Sobre o personagem de John Wayne (que era um bom ator, e nesse filme tem sua melhor atuação). Ele é um sujeito solitário, deslocado, que não se sente bem com outros, só fica bem sozinho nos campos, matando búfalos (e a antológica cena final mostra claramente). Ele também é um sulista orgulhoso, e por Ter servido na guerra e perdido, estava ainda mais amargurado e ressentido. Depois que os índios matam sua família e, ultraje maior, levam sua sobrinha para viver como uma índia, o ódio dele transborda.
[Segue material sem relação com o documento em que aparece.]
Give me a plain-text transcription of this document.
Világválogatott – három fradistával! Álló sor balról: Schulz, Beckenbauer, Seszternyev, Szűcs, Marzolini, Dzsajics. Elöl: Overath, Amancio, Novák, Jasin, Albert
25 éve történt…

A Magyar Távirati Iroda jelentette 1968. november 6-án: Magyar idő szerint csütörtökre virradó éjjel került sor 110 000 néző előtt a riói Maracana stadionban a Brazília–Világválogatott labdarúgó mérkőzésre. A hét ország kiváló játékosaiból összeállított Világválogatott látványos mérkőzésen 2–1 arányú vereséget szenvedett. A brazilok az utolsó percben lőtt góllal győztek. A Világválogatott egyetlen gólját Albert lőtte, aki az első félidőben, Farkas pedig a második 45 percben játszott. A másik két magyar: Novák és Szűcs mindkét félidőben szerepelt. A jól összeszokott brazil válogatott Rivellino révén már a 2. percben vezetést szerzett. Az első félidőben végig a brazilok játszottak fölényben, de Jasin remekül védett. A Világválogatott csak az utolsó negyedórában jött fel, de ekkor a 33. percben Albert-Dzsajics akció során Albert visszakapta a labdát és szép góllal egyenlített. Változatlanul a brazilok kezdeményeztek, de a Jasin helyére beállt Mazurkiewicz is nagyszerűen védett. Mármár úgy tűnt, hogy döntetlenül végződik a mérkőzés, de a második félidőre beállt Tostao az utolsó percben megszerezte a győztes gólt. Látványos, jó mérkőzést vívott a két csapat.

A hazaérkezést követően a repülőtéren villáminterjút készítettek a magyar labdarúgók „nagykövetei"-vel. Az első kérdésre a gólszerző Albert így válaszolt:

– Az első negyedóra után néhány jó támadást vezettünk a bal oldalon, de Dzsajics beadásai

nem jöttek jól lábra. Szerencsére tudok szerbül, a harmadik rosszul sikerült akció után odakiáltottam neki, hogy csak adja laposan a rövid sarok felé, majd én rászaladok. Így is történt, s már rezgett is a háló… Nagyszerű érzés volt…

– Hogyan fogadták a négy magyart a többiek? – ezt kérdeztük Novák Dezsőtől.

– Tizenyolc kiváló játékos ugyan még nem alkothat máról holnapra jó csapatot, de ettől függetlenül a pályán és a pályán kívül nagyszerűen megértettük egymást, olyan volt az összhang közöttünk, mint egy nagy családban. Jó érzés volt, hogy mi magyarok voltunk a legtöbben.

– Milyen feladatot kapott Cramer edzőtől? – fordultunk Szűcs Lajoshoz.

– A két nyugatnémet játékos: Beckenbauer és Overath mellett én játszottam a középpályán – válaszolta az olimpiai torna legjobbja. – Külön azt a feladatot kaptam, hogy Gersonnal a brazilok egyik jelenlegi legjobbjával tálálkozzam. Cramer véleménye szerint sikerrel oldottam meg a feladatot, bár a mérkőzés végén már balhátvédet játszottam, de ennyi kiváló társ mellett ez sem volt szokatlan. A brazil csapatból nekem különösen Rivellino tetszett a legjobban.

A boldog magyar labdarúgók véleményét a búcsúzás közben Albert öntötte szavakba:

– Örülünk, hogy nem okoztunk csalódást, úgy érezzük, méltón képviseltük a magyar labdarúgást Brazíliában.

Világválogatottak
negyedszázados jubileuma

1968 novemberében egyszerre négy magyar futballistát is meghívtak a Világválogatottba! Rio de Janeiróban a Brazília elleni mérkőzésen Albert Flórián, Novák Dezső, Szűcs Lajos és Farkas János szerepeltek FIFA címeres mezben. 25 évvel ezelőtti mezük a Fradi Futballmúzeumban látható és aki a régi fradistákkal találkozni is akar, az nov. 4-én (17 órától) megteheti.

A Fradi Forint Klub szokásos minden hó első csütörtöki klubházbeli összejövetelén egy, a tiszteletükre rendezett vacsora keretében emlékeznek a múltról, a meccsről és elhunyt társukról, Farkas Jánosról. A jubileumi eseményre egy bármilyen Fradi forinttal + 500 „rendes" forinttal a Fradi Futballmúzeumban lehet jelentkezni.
Ele é o fio condutor de todo o filme, e sim, ele é reacionário e racista, mas um personagem fabuloso, em um grande filme. Ou todo bom personagem tem que ser parecido com Madre Teresa de Calcutá? Acho que se esse cara lesse (ou visse) o Ricardo III, acharia que o Shakespeare era um escritorzinho de quinta categoria. Tem muito mais ainda sobre esse filme. Se você locá-lo, vai perceber.

De: Gerbase
Vou ver Rastros de ódio outra vez e entrar nessa briga, que tá boa. Me aguardem.

De: Carlos Alberto Teixeira Correa
Ôi. Confesso que não percebi a sua participação no Tolerância, mas, como consolo, a da Pipa eu me liguei. Ela está de cabelo loiro curtinho (pq na época tava fazendo teatro) e aparece bem rápido em uma das cenas da festa da Guida no Ocidente. Ah, o filme é ótimo, assim como a trilha. É bom mostrar que às vezes um grande filme nacional pode ser feito sem os protagonistas falarem com chiado ou sotaque nordestino. Filme urbano também pode ser bom. Congratulations.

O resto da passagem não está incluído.